Methods of castration has been discussed for many years and often the method preferred comes from a line of tradition. The most important thing is to get it done at a young age – before 3 months of age. If castrated early the methods and procedures used seem to be similar in stress and effectness. Yet, the National Animal Health Monitoring System (NAHMS) found that only 75 percent of the calves are castrated before marketing and of those only 75 percent were castrated before 3 months of age. Admittedly, there are some parts of the country where the calves are barely seen before gathering so castration early is the farthest thing from their mind. Recent photos of cattle in the Nevada desert may be an example. Discussions are held on surgical versus banding and research data varies as the "best and lowest stress." Basically if done at early age banding seems to be slightly less stressful as measured by cortisol levels however if castrated later – at weaning or later – then initially cortisol levels are higher when castrated surgically however the cortisol levels in the banded calves peak later and some evidence shows the banded calves have some pain up to 4-5 weeks after castration. Gains of the late castrated calves comparing the two methods vary but tend to favor the knife cut cattle 30-60 days later. It is recommended to give a vaccination for tetanus before or at least when banding cattle. There seems to be more of a trend to band calves when tagging which is fine however it is a little to early to implant growth hormones. It is interesting to me that only 20 percent of the calves going to market are implanted, according to NAHMS, and yet these calves are 20 pounds heavier than nonimplanted mates. Unless in a so-called "all natural" program implanting at branding will give a good return on your investment in implants.

If knife castrating some slit the side of the scrotum while others cut off the bottom of the scrotum. I could not find any research comparing the two methods but most say it is simply preference.
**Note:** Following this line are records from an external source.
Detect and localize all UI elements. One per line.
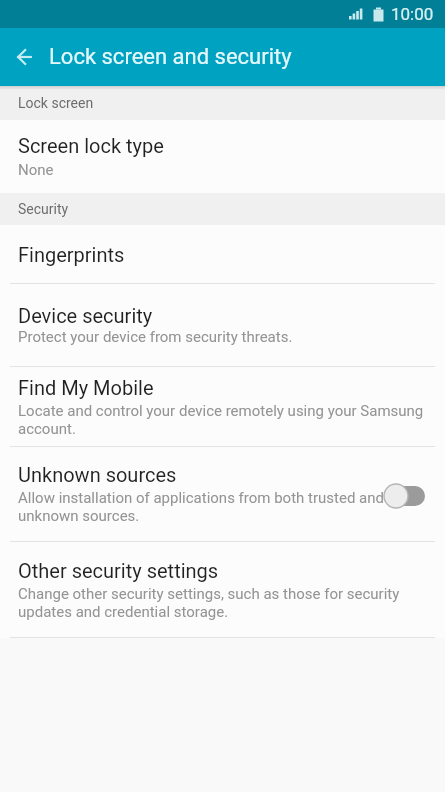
staticText: Screen lock type: [18, 134, 164, 157]
staticText: Other security settings: [18, 559, 219, 582]
staticText: Security: [18, 201, 69, 217]
staticText: 10:00: [391, 4, 434, 24]
staticText: Lock screen: [18, 95, 94, 111]
button[interactable]: Other security settings: [0, 542, 445, 637]
staticText: Lock screen and security: [49, 44, 292, 70]
staticText: Unknown sources: [18, 463, 177, 486]
button[interactable]: Find My Mobile: [0, 367, 445, 446]
button[interactable]: Unknown sources: [0, 447, 445, 541]
staticText: Protect your device from security threat…: [18, 328, 293, 346]
staticText: Change other security settings, such as …: [18, 585, 400, 621]
staticText: Device security: [18, 304, 153, 327]
button[interactable]: Lock screen and security: [0, 28, 445, 86]
staticText: Fingerprints: [18, 243, 125, 266]
staticText: Allow installation of applications from …: [18, 489, 384, 525]
staticText: Find My Mobile: [18, 376, 154, 399]
button[interactable]: Screen lock type: [0, 120, 445, 193]
button[interactable]: Device security: [0, 284, 445, 366]
button[interactable]: Fingerprints: [0, 225, 445, 283]
staticText: Locate and control your device remotely …: [18, 402, 424, 438]
staticText: None: [18, 161, 54, 179]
The important thing is to make either incision large enough to allow good drainage. If cutting off the bottom of the scrotum most recommend removing the bottom one-third. I have seen one situation where a small portion of the bottom of the scrotum was removed and 20-30 percent of the calves became severely swollen and several died due to infection. In young calves several pull the testicles without cutting the cord but I prefer to rasp off the cord as high as I can to the body. For larger calves I use the emasculator with the crimper to sever the cord to reduce bleeding. As fly season approaches I use a fly spray around the scrotum. In horned cattle the horns should be removed as early as possible – branding at the latest. Branding damages less valuable hide if placed on the hip and then preferably low on the leg or high on the hip. Yes, I know " ….. when they pay me for it I will change." Sometimes it is OK to do something that is good for the industry. I heard a person say it is OK to brand but I don't need it so severe I can read it on both sides. Cortisol levels indicate that branding creates more stress than castration so maybe the smaller the burn the better.
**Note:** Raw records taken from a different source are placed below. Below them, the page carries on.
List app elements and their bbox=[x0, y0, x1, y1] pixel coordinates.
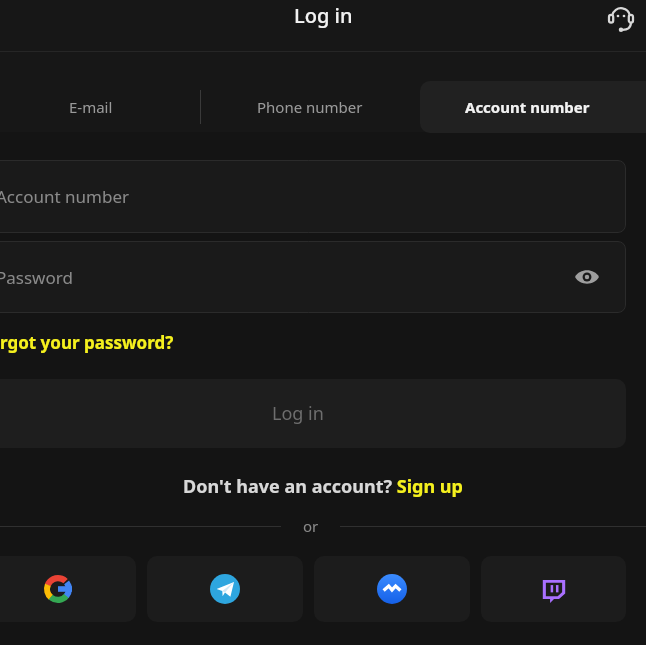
staticText: Account number bbox=[465, 97, 590, 117]
button[interactable]: Sign in with Twitch bbox=[481, 556, 626, 622]
staticText: Don't have an account? Sign up bbox=[183, 474, 463, 499]
button[interactable]: Log in bbox=[0, 379, 626, 448]
staticText: Password bbox=[0, 266, 73, 289]
staticText: Log in bbox=[272, 401, 324, 426]
button[interactable]: Account number bbox=[0, 160, 626, 233]
button[interactable]: E-mail bbox=[0, 81, 201, 133]
staticText: Log in bbox=[294, 2, 353, 29]
button[interactable]: Show password bbox=[570, 260, 604, 294]
button[interactable]: Support bbox=[602, 0, 640, 38]
button[interactable]: Sign in with Telegram bbox=[147, 556, 303, 622]
button[interactable]: Phone number bbox=[201, 81, 419, 133]
staticText: Phone number bbox=[257, 97, 363, 117]
button[interactable]: Sign in with Messenger bbox=[314, 556, 470, 622]
button[interactable]: Account number bbox=[420, 81, 646, 133]
button[interactable]: Sign in with Google bbox=[0, 556, 136, 622]
staticText: E-mail bbox=[69, 97, 113, 117]
button[interactable]: Password bbox=[0, 241, 626, 313]
staticText: Account number bbox=[0, 185, 130, 208]
button[interactable]: Forgot your password? bbox=[0, 325, 174, 359]
staticText: or bbox=[303, 516, 319, 536]
staticText: Forgot your password? bbox=[0, 331, 174, 354]
button[interactable]: Don't have an account? Sign up bbox=[183, 474, 463, 499]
It is important to use as good of cattle handling procedures as possible. All of the procedures are painful and yet cattlemen realize they are a necessity for good cattle management however others only want to deal with the pain inflicted. In several European countries it is currently illegal to castrate or dehorn without employing drugs to lower pain. Animal care committees at many universities are requiring the same for late castration and dehorning. Let's keep our best foot forward to ward off similar efforts to require this in our cattle operations – at least to a practical level. There are some current drugs that we know can lower pain – cortisol levels – if administered when the procedures are done but they are not currently labeled for pain relief.

Pray for rain and lots of green grass.